One of the girls, while following her crush home from school, sees him walk into a garage door and hurt his head – so she decides that when he wakes up, she’ll tell him that she’s his girlfriend, and he just forgot because of the accident.
It’s a great premise, and it makes for some very funny and awkward moments as well as some strongly emotional and genuinely fascinating twists and turns as a result. Over the film’s first act, while things all start to become a lot looser and more abstract, the combination of good humour and genuine drama throughout makes for a very entertaining watch, and the sort of story that I would have been glad to watch unfold for the rest of the film.
However, there is a point where the opening act sort of drives the story into its own dead end. While still interesting and entertaining up to that point, it’s clear that there’s no way that the screenplay can push this line of the story any further, leading to a signficant change in focus and atmosphere, and unfortunately the beginning of the film’s downfall.

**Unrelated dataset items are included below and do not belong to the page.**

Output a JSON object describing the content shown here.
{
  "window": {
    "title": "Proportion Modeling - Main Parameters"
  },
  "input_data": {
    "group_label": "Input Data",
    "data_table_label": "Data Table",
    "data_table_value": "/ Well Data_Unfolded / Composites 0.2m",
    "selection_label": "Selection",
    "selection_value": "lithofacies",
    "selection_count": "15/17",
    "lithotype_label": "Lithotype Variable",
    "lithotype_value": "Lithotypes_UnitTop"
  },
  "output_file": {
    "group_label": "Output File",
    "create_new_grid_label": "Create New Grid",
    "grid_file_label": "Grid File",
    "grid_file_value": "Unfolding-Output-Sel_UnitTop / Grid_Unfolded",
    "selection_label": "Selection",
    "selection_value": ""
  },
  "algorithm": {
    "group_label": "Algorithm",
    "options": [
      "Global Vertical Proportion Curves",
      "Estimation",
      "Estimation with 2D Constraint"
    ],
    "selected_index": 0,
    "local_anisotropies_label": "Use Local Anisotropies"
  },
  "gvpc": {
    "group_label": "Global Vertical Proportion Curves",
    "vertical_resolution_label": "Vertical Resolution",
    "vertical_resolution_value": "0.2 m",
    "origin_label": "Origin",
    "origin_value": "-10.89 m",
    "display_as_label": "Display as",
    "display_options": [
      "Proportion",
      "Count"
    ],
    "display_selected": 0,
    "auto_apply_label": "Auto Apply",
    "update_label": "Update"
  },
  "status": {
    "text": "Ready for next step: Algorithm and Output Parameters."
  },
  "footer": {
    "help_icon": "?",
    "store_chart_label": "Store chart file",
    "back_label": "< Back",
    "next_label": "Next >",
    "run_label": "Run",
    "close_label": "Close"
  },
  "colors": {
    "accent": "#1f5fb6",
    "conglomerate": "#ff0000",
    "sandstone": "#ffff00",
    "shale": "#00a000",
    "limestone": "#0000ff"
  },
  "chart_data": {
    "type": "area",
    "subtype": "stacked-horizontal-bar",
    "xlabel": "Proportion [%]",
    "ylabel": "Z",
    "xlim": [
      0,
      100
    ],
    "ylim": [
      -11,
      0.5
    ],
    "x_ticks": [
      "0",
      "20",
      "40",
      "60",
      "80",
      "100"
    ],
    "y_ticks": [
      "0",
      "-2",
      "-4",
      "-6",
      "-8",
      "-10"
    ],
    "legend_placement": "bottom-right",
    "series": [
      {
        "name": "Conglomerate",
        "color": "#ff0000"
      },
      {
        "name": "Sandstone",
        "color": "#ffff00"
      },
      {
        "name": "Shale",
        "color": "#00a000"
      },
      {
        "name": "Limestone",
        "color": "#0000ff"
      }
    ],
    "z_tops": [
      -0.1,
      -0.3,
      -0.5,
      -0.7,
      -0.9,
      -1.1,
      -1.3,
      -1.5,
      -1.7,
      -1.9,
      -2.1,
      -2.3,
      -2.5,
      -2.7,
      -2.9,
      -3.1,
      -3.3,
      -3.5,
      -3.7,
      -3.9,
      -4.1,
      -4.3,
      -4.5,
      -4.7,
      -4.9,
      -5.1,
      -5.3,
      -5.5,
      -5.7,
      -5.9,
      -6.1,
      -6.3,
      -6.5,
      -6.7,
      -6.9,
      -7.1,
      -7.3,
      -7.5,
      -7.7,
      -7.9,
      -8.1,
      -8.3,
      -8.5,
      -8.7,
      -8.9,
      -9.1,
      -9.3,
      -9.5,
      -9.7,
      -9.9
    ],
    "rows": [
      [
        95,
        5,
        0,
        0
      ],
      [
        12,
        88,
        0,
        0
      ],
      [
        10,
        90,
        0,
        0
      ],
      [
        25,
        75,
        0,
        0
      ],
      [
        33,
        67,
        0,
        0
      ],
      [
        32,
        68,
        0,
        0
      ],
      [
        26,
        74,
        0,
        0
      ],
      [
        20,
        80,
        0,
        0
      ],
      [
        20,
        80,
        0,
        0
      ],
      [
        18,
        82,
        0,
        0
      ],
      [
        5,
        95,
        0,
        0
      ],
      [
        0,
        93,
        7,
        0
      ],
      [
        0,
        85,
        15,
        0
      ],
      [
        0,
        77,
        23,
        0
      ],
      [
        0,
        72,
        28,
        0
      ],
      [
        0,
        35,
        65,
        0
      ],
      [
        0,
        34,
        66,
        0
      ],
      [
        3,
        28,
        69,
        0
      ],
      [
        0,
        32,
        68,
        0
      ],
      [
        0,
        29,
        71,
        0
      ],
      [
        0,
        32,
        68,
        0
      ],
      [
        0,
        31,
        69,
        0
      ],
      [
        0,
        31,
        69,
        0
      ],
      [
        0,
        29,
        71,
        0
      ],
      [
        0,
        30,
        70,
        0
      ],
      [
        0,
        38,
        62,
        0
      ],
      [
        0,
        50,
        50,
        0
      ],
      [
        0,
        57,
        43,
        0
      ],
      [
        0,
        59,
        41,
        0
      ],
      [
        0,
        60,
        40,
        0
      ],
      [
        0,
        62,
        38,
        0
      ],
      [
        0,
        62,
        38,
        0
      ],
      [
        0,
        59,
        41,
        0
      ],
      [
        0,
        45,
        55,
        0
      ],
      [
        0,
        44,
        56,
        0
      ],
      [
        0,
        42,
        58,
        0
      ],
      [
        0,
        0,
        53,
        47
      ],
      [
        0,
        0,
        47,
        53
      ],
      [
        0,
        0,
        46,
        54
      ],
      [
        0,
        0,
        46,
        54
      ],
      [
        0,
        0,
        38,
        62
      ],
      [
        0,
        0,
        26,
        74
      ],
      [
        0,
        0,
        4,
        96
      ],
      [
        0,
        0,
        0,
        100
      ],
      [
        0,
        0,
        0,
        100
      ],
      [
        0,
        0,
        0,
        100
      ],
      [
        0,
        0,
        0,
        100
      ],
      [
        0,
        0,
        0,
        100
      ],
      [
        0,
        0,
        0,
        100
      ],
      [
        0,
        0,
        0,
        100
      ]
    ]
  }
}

Almost completely reversing the main focus of the film from Hana’s story to Alice’s, we get a slightly less concrete and definitely less interesting story for the following half hour, and although there are times when we go and look back at Hana’s story, as she tries to keep her ‘boyfriend’ in the dark about who she really is, those breaks are way too few and far between to have the meaningful impact they should.
Of course, the film is made even harder to watch simply because it moves at such a slow pace, and for such a long time. While the story goes in peaks and troughs throughout, eventually recovering to reinvigorate some good emotional drama come the third act, the pace becomes slower and slower throughout, and in tandem with a somewhat more dreamlike atmosphere and such a long running time, it becomes a very heavy watch.
Overall, Hana & Alice was a film with great potential that shines brightly early on, and at moments throughout later, however it fails to keep you fully engaged over the course of its very slow-moving two hours and fifteen minutes, and that makes for a much less entertaining watch, and often a lot more frustrating, than should have been the case, which is why I’m giving it a 7.2.